Last month marked three years since I came out. For the first time in my life, I actually like what I see when I look in the mirror. Coming out meant being able to live shamelessly as my very own real person, and while I was terrified of being honest about my sexuality, my whole life changed once I did.
I found my passions when I found myself. For a very long time, I was making decisions based on what other people wanted for my life. I wasn’t doing anything for myself and I had no idea just how suffocating that was. I couldn’t put my finger on it, but none of it felt like the right fit. Now, I’m in school again studying a subject that I actually find entirely fulfilling. I can’t wait to keep going.
People could tell I was finally happy and they respected me for it. People said I had a presence—not because I was gay but because I was living courageously true to myself. The first time I dressed “like a lesbian,” I was eight years old and I asked my dad to buy me boy clothes. I thought I looked cool rather than like a boy, but as I grew up, I conformed to what the other girls were wearing. Now, I wear what I want and am not sorry for who I am.
I stopped getting upset that some people will never understand.

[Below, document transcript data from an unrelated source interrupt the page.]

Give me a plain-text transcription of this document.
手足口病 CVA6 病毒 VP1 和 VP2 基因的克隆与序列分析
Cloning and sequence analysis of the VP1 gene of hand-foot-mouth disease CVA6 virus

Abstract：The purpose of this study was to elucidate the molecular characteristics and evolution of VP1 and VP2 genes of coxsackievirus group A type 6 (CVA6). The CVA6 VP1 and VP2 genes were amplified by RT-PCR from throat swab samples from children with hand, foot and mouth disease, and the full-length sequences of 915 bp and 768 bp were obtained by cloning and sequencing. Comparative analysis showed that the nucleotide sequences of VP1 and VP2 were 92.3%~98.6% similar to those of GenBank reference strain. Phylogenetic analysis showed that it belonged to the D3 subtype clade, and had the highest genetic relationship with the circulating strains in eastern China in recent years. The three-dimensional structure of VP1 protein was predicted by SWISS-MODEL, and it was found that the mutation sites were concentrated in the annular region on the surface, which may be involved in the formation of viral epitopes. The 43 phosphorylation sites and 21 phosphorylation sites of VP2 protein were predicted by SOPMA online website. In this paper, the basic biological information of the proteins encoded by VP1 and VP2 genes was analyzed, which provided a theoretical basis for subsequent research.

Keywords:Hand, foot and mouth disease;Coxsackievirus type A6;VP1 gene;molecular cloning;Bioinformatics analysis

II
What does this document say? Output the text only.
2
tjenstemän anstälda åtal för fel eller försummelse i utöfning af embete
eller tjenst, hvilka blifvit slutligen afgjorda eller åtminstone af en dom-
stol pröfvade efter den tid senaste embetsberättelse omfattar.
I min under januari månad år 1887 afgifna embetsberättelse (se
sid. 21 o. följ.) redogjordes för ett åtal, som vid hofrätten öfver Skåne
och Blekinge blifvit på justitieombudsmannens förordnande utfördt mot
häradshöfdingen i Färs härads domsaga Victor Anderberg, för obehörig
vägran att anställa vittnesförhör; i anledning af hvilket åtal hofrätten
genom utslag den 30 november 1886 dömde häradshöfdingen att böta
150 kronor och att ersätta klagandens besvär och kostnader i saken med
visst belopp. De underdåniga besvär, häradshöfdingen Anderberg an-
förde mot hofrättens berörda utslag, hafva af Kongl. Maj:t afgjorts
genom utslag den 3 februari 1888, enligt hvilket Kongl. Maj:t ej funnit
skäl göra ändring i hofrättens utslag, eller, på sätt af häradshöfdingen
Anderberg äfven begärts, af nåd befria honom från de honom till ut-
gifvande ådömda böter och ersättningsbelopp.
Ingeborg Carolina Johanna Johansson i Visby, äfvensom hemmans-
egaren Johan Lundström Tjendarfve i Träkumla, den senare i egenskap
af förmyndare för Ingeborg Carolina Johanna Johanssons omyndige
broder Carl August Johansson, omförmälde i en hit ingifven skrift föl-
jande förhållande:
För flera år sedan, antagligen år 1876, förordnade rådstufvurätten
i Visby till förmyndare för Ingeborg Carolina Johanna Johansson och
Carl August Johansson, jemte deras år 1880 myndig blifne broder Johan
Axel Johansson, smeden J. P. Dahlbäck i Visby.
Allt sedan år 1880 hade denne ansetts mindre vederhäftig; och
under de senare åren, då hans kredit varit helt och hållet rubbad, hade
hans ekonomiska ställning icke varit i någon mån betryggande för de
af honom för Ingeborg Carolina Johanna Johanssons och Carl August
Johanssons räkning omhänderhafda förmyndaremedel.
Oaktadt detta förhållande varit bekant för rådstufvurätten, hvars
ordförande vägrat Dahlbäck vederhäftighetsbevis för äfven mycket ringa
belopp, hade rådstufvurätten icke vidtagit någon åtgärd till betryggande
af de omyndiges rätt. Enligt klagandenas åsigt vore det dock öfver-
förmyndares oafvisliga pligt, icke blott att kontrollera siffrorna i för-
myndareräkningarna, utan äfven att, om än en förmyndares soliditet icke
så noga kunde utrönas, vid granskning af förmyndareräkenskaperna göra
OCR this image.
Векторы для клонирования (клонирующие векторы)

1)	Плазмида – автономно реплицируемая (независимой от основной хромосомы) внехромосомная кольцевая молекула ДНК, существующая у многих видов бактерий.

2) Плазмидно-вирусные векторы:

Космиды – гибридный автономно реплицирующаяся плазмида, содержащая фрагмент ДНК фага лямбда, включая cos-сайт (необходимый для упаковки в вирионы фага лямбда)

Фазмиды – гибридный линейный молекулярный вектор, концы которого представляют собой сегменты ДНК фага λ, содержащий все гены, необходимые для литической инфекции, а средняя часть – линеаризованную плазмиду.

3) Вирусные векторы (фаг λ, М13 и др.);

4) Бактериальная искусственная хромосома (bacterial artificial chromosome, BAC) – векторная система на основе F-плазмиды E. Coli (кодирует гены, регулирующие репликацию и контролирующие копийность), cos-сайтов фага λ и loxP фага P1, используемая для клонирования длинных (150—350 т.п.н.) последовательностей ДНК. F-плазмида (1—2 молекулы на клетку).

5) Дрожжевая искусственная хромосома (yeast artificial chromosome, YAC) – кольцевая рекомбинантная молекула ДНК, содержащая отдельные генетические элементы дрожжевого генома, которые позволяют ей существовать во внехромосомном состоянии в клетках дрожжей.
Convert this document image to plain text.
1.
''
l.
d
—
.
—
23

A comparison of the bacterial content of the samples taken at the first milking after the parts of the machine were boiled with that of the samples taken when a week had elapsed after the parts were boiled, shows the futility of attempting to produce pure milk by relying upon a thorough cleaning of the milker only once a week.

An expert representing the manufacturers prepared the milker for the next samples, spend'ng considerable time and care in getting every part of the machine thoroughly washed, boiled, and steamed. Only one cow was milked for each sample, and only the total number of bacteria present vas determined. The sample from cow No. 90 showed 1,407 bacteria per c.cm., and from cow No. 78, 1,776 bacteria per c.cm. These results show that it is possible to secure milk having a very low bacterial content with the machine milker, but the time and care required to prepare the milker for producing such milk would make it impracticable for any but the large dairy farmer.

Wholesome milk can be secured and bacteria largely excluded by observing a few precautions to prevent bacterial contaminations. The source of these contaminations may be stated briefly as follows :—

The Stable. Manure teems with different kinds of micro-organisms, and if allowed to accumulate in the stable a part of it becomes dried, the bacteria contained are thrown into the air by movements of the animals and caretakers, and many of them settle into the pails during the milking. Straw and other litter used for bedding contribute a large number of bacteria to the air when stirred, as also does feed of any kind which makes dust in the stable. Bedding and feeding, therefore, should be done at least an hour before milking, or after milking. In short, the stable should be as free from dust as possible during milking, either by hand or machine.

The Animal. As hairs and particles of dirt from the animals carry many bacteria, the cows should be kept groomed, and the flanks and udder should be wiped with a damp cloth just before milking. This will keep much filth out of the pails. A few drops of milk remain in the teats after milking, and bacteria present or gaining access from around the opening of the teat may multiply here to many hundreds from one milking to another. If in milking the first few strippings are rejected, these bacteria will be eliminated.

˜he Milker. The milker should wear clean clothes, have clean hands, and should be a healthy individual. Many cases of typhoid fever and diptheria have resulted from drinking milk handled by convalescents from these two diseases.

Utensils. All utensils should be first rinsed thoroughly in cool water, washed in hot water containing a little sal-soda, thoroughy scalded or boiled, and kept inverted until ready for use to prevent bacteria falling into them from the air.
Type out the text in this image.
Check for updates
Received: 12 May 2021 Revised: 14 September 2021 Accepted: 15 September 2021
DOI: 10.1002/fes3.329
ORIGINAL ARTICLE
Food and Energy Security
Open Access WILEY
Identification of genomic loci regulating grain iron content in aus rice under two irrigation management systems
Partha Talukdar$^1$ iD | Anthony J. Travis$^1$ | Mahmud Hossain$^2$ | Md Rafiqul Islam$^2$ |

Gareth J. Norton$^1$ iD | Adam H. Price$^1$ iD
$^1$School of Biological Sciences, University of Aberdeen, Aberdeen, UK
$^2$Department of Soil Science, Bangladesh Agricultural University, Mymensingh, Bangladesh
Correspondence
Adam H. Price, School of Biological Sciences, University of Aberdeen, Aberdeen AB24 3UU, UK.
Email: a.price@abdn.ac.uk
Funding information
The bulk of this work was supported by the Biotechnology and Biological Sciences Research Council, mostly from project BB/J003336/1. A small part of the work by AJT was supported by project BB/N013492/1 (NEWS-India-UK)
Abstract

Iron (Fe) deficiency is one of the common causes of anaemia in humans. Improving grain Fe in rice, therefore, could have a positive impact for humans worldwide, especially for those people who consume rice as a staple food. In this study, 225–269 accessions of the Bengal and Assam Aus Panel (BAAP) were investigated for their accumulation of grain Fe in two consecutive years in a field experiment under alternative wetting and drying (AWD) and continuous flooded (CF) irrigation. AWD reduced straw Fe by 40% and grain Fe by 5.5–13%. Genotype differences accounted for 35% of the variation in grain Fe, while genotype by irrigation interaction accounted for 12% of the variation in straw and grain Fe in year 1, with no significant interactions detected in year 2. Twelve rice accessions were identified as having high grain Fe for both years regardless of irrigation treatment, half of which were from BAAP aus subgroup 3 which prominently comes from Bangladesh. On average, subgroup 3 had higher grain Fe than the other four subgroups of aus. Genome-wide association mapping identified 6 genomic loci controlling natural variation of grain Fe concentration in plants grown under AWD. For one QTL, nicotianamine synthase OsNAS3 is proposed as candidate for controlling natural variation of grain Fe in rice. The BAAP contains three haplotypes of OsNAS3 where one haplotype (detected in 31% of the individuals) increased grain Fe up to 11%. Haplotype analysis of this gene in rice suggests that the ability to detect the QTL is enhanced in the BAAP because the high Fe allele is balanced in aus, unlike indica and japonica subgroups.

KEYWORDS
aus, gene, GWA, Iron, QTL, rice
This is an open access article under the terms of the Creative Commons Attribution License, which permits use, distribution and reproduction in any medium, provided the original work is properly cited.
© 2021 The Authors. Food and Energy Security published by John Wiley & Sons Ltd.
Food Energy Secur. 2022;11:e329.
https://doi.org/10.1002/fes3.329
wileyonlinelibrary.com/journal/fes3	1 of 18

There are people who don’t get it, but it took me 23 years, so I know it takes time. It’s like they’re bewildered by my gayness, but it’s not my job to make other people comfortable. The important people in my life eventually wrap their minds around who and what I am, but it’s not easy. Some thought I was mentally ill for leaving my cookie-cutter path and proudly displaying my love for women. Today, I’m in the clearest mental state I’ve ever been.
Dating became rocket science. I had no game as a teenager and it was no different with women when I hit my twenties. Dudes’ brains are wired pretty simply and it’s fairly easy to crack their codes. Women are so much different. After I came out, I wanted to spend my first year as a single gal. But there’s a reason U-Hauling is a thing—we get attached quickly and fall in love hard by the third date. Lots of girls hated me when I told them I wasn’t ready to settle down; when I was ready to settle down, I hated lots of girls for telling me they weren’t ready.
I stopped feeling guilty telling people what I actually do and don’t want. I spent over two decades lying about my whole life—what kind of second chance would this be if I didn’t take care of myself? I’m happier and more fulfilled because I can be upfront about what I want and don’t. Sometimes I want to stay in and cuddle my girlfriend and kitten; other times, I tell my girlfriend and sister to turn off Hulu so we can go out and get crazy. Either way, I’m no longer committing to things that I don’t want.
People stopped asking me about my life plans. They no longer involve law school or marriage and kids. My aspirations began revealing themselves the same day I came out. Family holiday gatherings got really awkward because they’re like, “So, what are you doing now?” So much is still changing, even three years later. It’s hard, but I’m living my best life.
I’ll always have family at every gay event ever. Back in the day, I’d go to the bar and just sort of awkwardly wait for my friends to arrive, not really knowing what to do or who to talk to. After I came out, I spent time in Orlando, Miami/Ft. Lauderdale, and Tampa. All of those cities offer beautiful and close-knit gay communities that welcome newbies with open arms. There was only one way I would make LGBTQ friends: immersing myself in the community. Now, I never have to go to any Florida bar alone. The fam rolls deep. I built a support system of people who always hug me tight when they see me.
I smile a whole lot more. I’ll be chilling and minding my own business when I suddenly realize that I’m really doing it—I’m finally living a very real life. I can’t believe I get to be gay with my girlfriend and go out and do gay things. I live in a country where I can really be free and it doesn’t matter what anyone says. A sense of direction in my life was missing during my closeted days. I needed to be told how to do things because I was trying so hard not to be gay or “wrong.” I still have major life stressors, bills, and outrageous student loans, but I’m so much happier overall.
I no longer have to be two different versions of myself. I accept even the perceived ugly parts of me just as much as the super gay parts of me. Coming out meant I would lose people, maybe even employment opportunities, but being a true and authentic person brought me closer to people and employers who share, celebrate, and embrace some of my own values and experiences.